Artificial Intelligence

College Grads in ‘AI-Proof’ Careers Face Financial Challenges

College grads in ‘AI-proof’ careers like psychology and education are seeing negative returns on their degrees

Recent research has revealed troubling financial outcomes for graduates with degrees in fields considered “AI-proof,” such as psychology and education. Despite the perception that these disciplines would offer stable job prospects in an era increasingly influenced by artificial intelligence (AI), many graduates are finding that their degrees yield negative returns.

The Economic Landscape for College Graduates

As the economy continues to evolve, a growing body of literature highlights the challenges faced by recent college graduates. Notably, a study by Harvard economists Lawrence Katz and Claudia Goldin, published in September 2025, found that while the college wage premium still exists, it has barely changed since 2000. This stagnation is attributed to a reduced demand for workers in certain fields, as noted in a subsequent paper by the San Francisco Federal Reserve.

Furthermore, the World Economic Forum reported that AI skills now command a 23% wage premium, compared to just 8% for a bachelor’s degree alone. This trend raises questions about the value of traditional degrees in a rapidly changing job market.

Negative Returns on Graduate Degrees

A recent report from the Postsecondary Education and Economic Research Center has shed light on the financial viability of various graduate degrees. The study indicates that some graduates, particularly those with degrees in psychology, are experiencing negative returns when factoring in the costs of their education. Key findings include:

  • Psychology Graduate Degrees: -8% cost-adjusted return
  • Clinical Psychology: -5% cost-adjusted return
  • Social Work and Curriculum Instruction: Also show negative returns

In contrast, degrees in computer science yield a modest 6% return after adjusting for costs, highlighting a stark difference in financial outcomes across disciplines.

The Shift in Graduate Degree Pursuit

The percentage of Americans holding graduate degrees has increased significantly, rising from 31% in 1993 to 42% in 2022, according to the U.S. Census Bureau. However, as AI continues to disrupt traditional job markets, younger generations, particularly Gen Z, are reevaluating their career paths and the necessity of advanced degrees. Research from Anthropic suggests that AI could potentially perform a majority of tasks in white-collar fields, including engineering, law, and business.

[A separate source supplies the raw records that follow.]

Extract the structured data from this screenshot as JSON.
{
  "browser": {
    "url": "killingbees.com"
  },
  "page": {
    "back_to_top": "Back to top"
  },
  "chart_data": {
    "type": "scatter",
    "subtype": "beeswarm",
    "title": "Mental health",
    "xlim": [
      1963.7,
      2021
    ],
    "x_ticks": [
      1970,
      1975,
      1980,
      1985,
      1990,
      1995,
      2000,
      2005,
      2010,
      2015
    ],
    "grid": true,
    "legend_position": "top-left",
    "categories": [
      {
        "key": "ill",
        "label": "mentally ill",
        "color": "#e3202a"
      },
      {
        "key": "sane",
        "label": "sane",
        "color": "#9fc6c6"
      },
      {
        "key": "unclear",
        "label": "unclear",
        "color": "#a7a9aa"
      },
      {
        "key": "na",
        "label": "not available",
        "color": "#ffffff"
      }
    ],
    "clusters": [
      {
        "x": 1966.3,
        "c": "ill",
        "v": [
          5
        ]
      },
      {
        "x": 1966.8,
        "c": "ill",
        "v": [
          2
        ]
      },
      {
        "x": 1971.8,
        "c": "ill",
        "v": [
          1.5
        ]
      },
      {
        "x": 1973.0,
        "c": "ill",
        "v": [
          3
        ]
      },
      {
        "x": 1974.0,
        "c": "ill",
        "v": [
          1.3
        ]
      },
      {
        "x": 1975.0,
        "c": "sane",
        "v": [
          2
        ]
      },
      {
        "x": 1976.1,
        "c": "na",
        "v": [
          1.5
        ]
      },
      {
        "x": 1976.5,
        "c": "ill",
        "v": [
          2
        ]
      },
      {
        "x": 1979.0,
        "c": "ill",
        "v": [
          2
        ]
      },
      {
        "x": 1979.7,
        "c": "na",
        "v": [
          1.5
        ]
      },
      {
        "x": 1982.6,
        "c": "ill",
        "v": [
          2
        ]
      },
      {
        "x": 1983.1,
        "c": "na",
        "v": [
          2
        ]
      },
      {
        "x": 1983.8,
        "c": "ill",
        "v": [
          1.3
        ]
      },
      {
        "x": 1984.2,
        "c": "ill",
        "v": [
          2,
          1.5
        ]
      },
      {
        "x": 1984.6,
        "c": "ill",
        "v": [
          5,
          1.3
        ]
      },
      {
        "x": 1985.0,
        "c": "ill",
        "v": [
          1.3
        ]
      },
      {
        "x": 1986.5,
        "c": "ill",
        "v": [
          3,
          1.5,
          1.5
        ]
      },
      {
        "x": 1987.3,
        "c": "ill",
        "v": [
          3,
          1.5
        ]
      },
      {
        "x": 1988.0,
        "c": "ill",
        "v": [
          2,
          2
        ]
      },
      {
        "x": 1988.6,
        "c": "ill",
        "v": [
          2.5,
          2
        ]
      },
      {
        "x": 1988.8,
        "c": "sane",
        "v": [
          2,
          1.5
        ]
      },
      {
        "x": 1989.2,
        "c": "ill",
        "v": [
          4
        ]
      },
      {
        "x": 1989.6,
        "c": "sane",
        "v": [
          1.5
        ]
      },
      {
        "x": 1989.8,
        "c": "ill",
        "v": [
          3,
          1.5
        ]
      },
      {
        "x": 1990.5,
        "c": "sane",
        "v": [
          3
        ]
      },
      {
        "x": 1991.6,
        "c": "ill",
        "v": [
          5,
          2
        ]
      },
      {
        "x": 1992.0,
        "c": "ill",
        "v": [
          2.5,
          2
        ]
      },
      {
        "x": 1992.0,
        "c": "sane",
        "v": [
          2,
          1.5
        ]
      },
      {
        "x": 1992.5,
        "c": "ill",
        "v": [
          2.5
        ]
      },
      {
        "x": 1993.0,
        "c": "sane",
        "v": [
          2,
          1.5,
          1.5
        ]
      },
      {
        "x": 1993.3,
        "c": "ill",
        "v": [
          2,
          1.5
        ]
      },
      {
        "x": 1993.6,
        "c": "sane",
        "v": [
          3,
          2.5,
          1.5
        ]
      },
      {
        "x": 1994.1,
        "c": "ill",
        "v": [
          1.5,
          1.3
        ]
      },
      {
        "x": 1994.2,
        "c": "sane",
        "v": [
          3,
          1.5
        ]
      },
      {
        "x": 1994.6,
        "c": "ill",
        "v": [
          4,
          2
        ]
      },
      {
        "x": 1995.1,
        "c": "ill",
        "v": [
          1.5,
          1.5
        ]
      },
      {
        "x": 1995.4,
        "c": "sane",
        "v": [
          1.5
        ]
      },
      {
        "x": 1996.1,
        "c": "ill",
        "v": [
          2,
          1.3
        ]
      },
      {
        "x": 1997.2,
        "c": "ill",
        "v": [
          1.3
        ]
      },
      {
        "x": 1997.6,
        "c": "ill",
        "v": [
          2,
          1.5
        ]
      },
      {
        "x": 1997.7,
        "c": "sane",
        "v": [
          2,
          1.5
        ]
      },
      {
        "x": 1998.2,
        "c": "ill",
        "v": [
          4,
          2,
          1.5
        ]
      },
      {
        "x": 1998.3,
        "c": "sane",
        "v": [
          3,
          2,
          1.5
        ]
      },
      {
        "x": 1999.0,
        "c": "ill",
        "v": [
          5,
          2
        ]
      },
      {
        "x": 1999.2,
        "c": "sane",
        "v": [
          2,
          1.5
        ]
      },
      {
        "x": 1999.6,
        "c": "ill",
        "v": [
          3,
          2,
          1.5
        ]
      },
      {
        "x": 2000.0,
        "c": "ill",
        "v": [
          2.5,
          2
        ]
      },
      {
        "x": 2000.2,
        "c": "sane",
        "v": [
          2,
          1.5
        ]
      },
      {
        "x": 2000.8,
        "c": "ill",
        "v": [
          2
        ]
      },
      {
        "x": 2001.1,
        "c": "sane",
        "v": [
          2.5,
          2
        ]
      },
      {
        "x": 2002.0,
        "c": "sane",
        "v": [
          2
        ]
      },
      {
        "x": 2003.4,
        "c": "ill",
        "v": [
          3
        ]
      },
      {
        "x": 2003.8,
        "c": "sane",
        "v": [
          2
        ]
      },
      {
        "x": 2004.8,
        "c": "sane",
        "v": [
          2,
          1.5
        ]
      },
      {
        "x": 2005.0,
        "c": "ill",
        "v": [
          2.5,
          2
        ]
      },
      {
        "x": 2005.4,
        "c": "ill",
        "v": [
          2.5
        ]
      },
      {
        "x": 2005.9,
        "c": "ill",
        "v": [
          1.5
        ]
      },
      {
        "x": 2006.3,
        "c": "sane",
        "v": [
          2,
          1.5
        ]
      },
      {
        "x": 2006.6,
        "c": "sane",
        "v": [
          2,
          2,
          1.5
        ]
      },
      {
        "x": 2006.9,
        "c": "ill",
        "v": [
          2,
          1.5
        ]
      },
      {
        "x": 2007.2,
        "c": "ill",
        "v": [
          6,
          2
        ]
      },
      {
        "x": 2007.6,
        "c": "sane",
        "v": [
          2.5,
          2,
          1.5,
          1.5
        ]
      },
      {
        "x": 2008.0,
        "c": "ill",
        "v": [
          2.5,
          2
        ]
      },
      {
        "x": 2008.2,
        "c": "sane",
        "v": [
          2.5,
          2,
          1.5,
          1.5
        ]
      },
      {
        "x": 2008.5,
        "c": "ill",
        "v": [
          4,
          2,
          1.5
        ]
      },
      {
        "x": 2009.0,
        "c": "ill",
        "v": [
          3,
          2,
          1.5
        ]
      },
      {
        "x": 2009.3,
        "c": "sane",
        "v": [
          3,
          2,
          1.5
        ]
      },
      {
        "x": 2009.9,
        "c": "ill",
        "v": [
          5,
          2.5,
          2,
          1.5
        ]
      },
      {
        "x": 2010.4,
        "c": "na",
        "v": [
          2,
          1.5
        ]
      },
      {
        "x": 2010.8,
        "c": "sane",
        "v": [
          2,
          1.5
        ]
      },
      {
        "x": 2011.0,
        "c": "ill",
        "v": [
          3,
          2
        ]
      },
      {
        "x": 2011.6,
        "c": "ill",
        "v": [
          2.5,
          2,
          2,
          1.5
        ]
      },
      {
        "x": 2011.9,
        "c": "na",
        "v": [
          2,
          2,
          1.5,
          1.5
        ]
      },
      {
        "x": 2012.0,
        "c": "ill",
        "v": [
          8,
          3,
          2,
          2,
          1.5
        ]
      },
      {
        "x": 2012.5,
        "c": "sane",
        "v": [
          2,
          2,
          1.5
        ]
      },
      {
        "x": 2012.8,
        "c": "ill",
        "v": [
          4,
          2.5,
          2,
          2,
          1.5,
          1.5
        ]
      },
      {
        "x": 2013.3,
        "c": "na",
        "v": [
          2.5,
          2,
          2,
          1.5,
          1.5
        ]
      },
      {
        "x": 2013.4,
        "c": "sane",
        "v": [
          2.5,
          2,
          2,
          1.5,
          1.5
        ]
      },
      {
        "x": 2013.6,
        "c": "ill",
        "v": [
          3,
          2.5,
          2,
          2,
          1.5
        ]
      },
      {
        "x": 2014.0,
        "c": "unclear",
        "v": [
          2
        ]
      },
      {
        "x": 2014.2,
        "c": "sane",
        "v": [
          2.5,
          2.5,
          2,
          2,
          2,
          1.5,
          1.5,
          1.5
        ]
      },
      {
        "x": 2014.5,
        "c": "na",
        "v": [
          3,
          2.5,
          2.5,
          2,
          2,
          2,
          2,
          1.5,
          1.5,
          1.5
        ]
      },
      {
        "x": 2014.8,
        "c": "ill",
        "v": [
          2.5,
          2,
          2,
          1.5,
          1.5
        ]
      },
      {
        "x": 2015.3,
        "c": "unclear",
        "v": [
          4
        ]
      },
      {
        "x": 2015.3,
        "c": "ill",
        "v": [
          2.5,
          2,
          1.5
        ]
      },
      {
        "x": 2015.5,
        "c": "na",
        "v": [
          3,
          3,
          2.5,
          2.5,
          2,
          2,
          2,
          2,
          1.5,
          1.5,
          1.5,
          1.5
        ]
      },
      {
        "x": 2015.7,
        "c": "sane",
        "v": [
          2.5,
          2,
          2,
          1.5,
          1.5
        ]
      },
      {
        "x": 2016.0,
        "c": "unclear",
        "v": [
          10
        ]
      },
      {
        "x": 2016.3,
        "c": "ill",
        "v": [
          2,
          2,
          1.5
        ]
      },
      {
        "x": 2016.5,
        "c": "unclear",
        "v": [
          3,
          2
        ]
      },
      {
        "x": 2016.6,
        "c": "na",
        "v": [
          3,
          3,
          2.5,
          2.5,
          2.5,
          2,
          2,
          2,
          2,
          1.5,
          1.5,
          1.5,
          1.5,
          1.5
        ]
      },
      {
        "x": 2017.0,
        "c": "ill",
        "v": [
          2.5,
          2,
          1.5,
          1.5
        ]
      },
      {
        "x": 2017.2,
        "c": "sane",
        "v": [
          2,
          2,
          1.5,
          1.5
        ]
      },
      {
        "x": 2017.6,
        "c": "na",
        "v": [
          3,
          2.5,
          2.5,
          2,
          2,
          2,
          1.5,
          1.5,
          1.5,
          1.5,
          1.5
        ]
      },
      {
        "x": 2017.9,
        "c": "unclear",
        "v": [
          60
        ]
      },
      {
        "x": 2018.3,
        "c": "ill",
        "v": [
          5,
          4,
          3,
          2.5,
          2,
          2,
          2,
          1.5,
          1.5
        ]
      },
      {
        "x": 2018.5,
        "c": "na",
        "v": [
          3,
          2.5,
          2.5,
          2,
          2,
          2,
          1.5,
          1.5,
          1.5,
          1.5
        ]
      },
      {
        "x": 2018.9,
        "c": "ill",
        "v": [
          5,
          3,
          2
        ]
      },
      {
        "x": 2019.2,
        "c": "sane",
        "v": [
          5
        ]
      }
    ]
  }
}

Despite the threats posed by AI, many students still pursue graduate degrees, often seeking to pivot their careers rather than simply increase their earning potential. Overall, graduate degrees tend to increase earnings by an average of 17%, but the financial returns vary significantly by field.

Comparative Returns on Different Degrees

While some graduate degrees yield disappointing returns, others remain lucrative. For instance, law degree holders and MBA graduates see cost-adjusted returns of 41% and 13%, respectively. In stark contrast, medical degrees offer the highest returns, with a staggering 173% return despite the average cost of $228,959 to obtain the degree.

Interestingly, even fields like engineering, which are perceived as vulnerable to automation, show low returns. Graduates in electrical and mechanical engineering experience only 4% cost-adjusted returns, while computer engineering graduates see a mere 2% return. This suggests that even high-earning fields may not guarantee significant financial benefits from advanced degrees.

Understanding the Hidden Costs of Education

The increasing skepticism surrounding the value of higher education is fueled by various factors, including rising tuition costs and an unemployment rate for recent college graduates that has surpassed the overall unemployment rate for all workers. These trends prompt many students to question whether the investment in a graduate degree is worthwhile.

Researchers Altonji and Zhengren Zhu utilized administrative data from the Texas Education Research Center to develop causal estimates for 121 specific advanced degrees. This approach goes beyond simple salary comparisons by considering the potential earnings graduates could have achieved without pursuing their degrees.

Conclusion

As the job market continues to evolve in response to technological advancements, graduates must carefully evaluate the financial implications of their educational choices. While some fields may offer promising returns, others, particularly those considered “AI-proof,” may not provide the expected financial benefits. As students navigate their career paths, it is crucial to weigh the costs of education against potential earnings and job security in an increasingly automated world.

Note: The insights presented in this article are based on recent research and trends in the job market as of October 2023. Prospective students should conduct thorough research and consider their personal circumstances before making educational decisions.